Bu raporun ardından Cumhurbaşkanı ve AKP Genel Başkanı Recep Tayyip Erdoğan devreye girdi. Erdoğan’ın talimatı ile önümüzdeki dönemde atılması beklenen hukuki adımların gerekçelerinin şeffaf bir biçimde vatandaşa anlatılması için partide topyekûn bir seferberlik başlatılacak.
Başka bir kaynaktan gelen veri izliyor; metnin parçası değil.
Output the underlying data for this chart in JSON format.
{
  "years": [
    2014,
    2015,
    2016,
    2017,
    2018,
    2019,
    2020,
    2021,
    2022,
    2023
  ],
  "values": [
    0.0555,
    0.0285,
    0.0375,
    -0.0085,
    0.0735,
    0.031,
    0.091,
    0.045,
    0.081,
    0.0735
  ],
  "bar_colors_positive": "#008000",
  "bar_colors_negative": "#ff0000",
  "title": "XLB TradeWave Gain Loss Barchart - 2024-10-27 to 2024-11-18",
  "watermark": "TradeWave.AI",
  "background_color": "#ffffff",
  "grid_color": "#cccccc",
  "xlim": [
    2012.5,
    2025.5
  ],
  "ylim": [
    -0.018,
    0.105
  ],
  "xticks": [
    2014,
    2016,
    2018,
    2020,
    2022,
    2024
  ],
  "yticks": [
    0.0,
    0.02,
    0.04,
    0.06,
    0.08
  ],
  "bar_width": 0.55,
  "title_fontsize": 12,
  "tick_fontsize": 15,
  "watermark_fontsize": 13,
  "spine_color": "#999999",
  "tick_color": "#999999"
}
Bu kapsamda; terör örgüyü PKK’nın feshinin devlet kurumları tarafından teyit edilmesinden sonra atılacak hukuki adımların hangi gerekçelerle yapıldığı ve kimleri kapsayacağı dahil olmak üzere her aşamasının açıklıkla anlatılması kararlaştırıldı.
TBMM raporunda dikkat çeken detay: “gizli pazarlık yok” savunması
AKP kaynakları, asıl risk yönetiminin öneminin hukuki adımların atılması ile ortaya çıkacağına işaret ederken, partinin TBMM’ye sunduğu raporda “Süreç Yönetimi” başlığı altında çarpıcı tespitler yer aldı. Yol haritasında, toplumsal kutuplaşmanın önlenmesi için “şeffaflık” vurgusu öne çıkarıldı.
Raporda, iktidarı en çok zorlayan “kapalı kapılar ardında pazarlık” iddialarına karşı şu ifadelere yer verildi:
“Şeffaflık, sürecin arka planında gizli ve denetimsiz pazarlıklar yürütüldüğü yönündeki iddiaları boşa çıkarmanın en etkili yoludur. Hesap verebilirlik, alınan kararların hem hukuki hem de siyasi açıdan millet adına açıklanabilir ve savunulabilir olmasını sağlar.”
Raporda risk alanları ise şöyle tanımlandı:
“Özellikle mağduriyetler üzerinden nefret söylemi üretmek, sosyal medyayı ve iletişim kanallarını kullanarak devleti itibarsızlaştırmaya çalışmak, vatan ve millet için bedel ödemiş şehit ailelerini, gazileri, güvenlik güçlerini ve korucuları hedef alacak söylemlerle toplumsal kutuplaşmayı artırmak gibi yöntemler, bu süreçte dikkatle izlenmesi gereken risk alanlarıdır.”
“Süreç milletin hakemliğinde yürütülmeli”
Her aşamanın “milletin hakemliğinde” yürütülmesi gerektiğine dikkat çekilen raporda, bunun “yalnızca bir ilke tercihi değil, toplumsal güvenin devamı için zorunluluk” olduğu vurgulandı. Raporda, “Toplum, terörün sona erdirilmesi adına atılan adımların hangi hukuki çerçeveye dayandığını, hangi şartlarla kimleri kapsadığını, mağdur haklarının nasıl korunduğunu ve kamu düzeninin nasıl gözetildiğini açık biçimde görebildiği ölçüde sürece sahip çıkılmalıdır” denildi.
Raporda ayrıca, doğru bilginin zamanında sunulmasının “kasıtlı bilgi kirliliğini” azaltacağı belirtilerek, “Toplumsal hassasiyetleri istismar etmeyi amaçlayan girişimler, hukukun ve devlet otoritesinin kararlı müdahalesi ile karşılanmalıdır. Şehit ailelerimizi ve gazilerimizi rahatsız edecek hiçbir adıma müsaade edilmemelidir” görüşüne yer verildi.